Sheffield’s Literary Festival, “Off the Shelf” begins in October. I’m in five events, and most of them are attached to other activities. Matter #10 will be launched, a golden magazine, so there’ll be two events launching and reading from it (at Blackwells on 13th Oct and Riverside on 21st Oct) and a third, excitingly, at the London Review  Bookshop (7pm Nov 4th). With Angelina Ayers, we’ll also be Bank Street’s Poetry Cafe reps at the Word Tent Launch of OTS on the 9th Oct. Angelina and I will also be running a day long workshop at Bank St Poetry Cafe linking poetry and art (you get to do a bit of both). I’ll be running a community writing workshop at Greenhill Library in Sheffield on the 13th. Finally, as a member of the brilliant Tuesday Poets we’ll be launching our new CD of poetry on the 26th Oct at Fusion Cafe.

Additionally, for the length and breadth of OTS Angelina and I are organising a “Poet in Residence for a Day” scheme at Bank St, so budding writers can drop on every day and work with a different poet. Some great poets are committing to this idea, making themselves available for what is a programme of free poetry workshops/consultations nearly a month long. I’m not sure there’s been an event like this before.

All of these things, in different ways, need organising and preparing for: whether it’s sorting out a programme, rehearsing, recording, planning the CD or simply encouraging fellow poets to sit in the Poetry Cafe and share their expertise.

But I’m also delivering several workshops for Art in the Park. I did a couple for Nook Lane Junior School, in Stannington and the year 3s seemed to have a great time. They certainly produced dozens of wonderful poems. Today we gave poetry workshops in Wither Woods, at Denby Dale (near Wakefield). Although the weather was a bit fractious, around 30 people turned up to write poems in the woodlands.

If you live in or near Denby Dale, I’m also running a series of free writing workshops in the evenings. Although they’re primarily focused on poetry, I’ll be aiming to deal with the whole range of interests of whoever turns up: whether its short stories, novels, life writing, children’s writing – even journalism, perhaps. You can come along to one session or all of them.

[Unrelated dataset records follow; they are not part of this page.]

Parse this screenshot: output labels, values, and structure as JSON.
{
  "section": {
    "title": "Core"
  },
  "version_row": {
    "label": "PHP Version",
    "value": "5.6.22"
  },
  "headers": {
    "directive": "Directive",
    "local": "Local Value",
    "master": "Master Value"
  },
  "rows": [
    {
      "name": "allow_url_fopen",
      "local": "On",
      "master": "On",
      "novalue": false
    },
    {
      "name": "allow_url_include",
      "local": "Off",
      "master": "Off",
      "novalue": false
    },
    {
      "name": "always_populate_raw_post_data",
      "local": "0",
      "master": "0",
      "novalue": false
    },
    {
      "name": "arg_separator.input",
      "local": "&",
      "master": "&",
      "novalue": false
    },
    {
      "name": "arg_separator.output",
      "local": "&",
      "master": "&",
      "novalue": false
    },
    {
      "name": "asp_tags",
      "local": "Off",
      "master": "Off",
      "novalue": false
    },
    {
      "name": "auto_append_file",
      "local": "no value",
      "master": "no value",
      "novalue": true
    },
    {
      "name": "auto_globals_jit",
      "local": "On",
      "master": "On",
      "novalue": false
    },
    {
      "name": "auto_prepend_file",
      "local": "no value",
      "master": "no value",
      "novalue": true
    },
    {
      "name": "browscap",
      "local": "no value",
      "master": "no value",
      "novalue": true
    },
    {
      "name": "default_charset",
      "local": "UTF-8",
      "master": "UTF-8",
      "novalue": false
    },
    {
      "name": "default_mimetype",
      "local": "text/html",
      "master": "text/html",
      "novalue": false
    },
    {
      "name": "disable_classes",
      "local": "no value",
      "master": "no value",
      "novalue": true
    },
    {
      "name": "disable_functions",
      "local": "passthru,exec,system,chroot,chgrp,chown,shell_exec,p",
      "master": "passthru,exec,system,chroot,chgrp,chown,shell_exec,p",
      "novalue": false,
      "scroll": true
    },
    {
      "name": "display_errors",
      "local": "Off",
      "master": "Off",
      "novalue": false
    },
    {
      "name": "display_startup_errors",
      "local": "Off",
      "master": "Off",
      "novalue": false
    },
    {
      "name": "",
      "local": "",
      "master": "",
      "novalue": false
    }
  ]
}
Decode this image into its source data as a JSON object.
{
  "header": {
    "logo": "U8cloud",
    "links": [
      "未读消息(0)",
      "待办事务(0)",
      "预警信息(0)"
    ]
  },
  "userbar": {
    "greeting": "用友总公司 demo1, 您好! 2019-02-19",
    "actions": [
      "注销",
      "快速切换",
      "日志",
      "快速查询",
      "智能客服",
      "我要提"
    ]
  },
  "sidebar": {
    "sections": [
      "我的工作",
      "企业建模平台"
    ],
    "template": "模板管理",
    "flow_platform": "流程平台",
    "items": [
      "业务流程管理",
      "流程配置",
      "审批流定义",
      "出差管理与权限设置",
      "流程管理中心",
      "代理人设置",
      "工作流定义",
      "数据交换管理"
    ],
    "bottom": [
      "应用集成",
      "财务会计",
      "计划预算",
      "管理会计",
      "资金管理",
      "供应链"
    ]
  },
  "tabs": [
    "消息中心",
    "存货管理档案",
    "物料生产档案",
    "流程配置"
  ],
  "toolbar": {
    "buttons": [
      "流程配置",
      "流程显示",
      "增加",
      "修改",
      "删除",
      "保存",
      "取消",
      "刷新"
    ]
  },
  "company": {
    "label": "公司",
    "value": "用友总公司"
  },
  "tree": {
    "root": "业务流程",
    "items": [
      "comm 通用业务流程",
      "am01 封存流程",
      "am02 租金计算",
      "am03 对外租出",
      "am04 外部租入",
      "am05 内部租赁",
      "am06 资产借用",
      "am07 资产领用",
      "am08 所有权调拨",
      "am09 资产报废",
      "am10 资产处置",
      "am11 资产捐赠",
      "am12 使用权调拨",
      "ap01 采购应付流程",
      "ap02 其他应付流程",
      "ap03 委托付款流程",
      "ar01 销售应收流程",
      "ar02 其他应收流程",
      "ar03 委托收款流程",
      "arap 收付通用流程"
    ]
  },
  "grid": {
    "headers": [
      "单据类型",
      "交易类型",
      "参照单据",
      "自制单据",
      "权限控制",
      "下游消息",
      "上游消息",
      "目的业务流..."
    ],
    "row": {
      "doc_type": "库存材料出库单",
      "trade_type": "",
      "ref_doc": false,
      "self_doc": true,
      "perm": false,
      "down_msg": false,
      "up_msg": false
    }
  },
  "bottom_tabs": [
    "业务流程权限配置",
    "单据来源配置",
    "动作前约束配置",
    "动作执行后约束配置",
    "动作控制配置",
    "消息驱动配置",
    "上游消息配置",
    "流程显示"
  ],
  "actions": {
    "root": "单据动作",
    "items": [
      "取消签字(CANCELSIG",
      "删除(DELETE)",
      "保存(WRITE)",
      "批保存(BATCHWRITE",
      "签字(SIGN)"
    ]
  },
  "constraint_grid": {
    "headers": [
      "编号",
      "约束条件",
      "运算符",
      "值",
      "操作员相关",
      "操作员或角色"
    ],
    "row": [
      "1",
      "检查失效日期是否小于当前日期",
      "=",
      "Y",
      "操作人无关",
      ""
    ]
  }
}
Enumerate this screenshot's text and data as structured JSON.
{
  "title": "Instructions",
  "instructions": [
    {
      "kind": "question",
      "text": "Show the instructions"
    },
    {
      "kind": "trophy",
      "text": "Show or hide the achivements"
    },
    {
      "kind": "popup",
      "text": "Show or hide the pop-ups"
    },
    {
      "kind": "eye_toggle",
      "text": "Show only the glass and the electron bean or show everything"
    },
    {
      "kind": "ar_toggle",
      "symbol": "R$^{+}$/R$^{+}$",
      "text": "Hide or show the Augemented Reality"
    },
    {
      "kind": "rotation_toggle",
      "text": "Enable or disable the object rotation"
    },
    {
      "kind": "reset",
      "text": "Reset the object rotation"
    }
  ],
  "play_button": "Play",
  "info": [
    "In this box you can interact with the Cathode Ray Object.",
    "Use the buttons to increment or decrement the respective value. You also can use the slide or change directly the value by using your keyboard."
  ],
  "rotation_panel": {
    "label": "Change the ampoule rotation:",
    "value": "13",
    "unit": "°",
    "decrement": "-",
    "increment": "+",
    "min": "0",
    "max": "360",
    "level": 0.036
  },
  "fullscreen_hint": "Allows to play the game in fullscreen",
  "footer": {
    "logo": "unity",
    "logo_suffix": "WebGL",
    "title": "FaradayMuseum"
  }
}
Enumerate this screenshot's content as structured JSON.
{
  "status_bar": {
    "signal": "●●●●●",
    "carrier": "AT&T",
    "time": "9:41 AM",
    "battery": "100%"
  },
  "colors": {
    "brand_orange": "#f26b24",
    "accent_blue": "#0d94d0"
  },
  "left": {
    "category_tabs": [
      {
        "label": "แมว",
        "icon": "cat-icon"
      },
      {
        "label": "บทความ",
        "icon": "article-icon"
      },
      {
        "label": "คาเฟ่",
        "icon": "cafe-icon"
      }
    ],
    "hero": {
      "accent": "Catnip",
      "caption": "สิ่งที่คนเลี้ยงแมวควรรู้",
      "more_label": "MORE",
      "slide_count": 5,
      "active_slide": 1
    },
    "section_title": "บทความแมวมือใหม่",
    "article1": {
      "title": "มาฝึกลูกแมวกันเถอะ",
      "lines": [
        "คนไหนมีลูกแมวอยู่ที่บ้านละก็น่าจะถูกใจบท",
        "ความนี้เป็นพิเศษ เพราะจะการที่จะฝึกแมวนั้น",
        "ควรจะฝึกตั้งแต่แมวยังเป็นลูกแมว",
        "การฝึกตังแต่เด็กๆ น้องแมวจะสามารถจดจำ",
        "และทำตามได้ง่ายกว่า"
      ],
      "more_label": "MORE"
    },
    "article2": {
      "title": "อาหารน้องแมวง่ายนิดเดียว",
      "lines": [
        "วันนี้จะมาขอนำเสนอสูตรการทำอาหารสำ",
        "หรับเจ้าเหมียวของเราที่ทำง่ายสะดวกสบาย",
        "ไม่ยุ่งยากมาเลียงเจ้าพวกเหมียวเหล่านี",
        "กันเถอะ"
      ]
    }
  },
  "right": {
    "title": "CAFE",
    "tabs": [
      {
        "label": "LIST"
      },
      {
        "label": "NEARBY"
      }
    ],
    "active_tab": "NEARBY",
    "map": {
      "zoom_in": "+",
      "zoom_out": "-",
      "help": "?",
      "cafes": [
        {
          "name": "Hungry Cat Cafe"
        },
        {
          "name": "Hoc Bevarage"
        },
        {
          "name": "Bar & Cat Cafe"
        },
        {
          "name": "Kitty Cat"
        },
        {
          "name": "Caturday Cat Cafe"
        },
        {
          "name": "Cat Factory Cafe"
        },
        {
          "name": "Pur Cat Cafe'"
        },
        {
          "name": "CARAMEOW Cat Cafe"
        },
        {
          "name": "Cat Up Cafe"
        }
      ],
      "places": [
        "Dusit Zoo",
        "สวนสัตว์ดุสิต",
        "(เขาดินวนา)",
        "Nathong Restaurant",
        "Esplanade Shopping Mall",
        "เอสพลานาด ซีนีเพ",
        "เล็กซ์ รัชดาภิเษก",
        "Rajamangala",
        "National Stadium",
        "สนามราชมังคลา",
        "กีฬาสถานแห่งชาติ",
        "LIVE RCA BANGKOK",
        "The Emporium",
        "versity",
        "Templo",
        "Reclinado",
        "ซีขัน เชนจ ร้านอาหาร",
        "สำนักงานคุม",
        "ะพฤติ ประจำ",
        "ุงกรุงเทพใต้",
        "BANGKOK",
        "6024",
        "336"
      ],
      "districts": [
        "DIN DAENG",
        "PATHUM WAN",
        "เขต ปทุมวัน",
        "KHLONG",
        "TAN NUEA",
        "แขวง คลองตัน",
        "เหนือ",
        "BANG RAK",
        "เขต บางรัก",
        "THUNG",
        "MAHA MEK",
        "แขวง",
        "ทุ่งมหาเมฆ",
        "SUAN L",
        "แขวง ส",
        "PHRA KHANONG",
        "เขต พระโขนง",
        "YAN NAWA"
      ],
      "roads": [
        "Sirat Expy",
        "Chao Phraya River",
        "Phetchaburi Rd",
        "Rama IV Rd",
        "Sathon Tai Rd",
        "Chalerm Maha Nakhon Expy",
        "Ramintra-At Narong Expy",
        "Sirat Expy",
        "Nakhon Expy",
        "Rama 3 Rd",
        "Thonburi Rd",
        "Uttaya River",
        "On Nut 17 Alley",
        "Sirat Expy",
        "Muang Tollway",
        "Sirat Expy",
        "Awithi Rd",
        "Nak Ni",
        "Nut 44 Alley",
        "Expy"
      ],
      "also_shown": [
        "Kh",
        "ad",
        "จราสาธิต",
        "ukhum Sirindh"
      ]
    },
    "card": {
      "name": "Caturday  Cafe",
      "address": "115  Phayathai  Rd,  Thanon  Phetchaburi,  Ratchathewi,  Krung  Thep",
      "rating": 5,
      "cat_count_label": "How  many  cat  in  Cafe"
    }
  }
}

And I’m still continuing with the Poetry Business Writing School. This month we have to write a poem a day for a fortnight, and send six poems for commentary by a fellow poet AND find a poem that we can face receiving feedback on from Michael Laskey, of all people. (And also read Coleridge and Wordsworth in our spare time).

The upshot is, I’ve not been sending out so many poems for publication or competition. It’s nice, therefore, to find this week that readers of Orbis #51 have voted my poem “Presumably Butterflies” the best in the mag, and the Yeovil Poetry Competition gave me a Highly Commended, which is pretty good, too.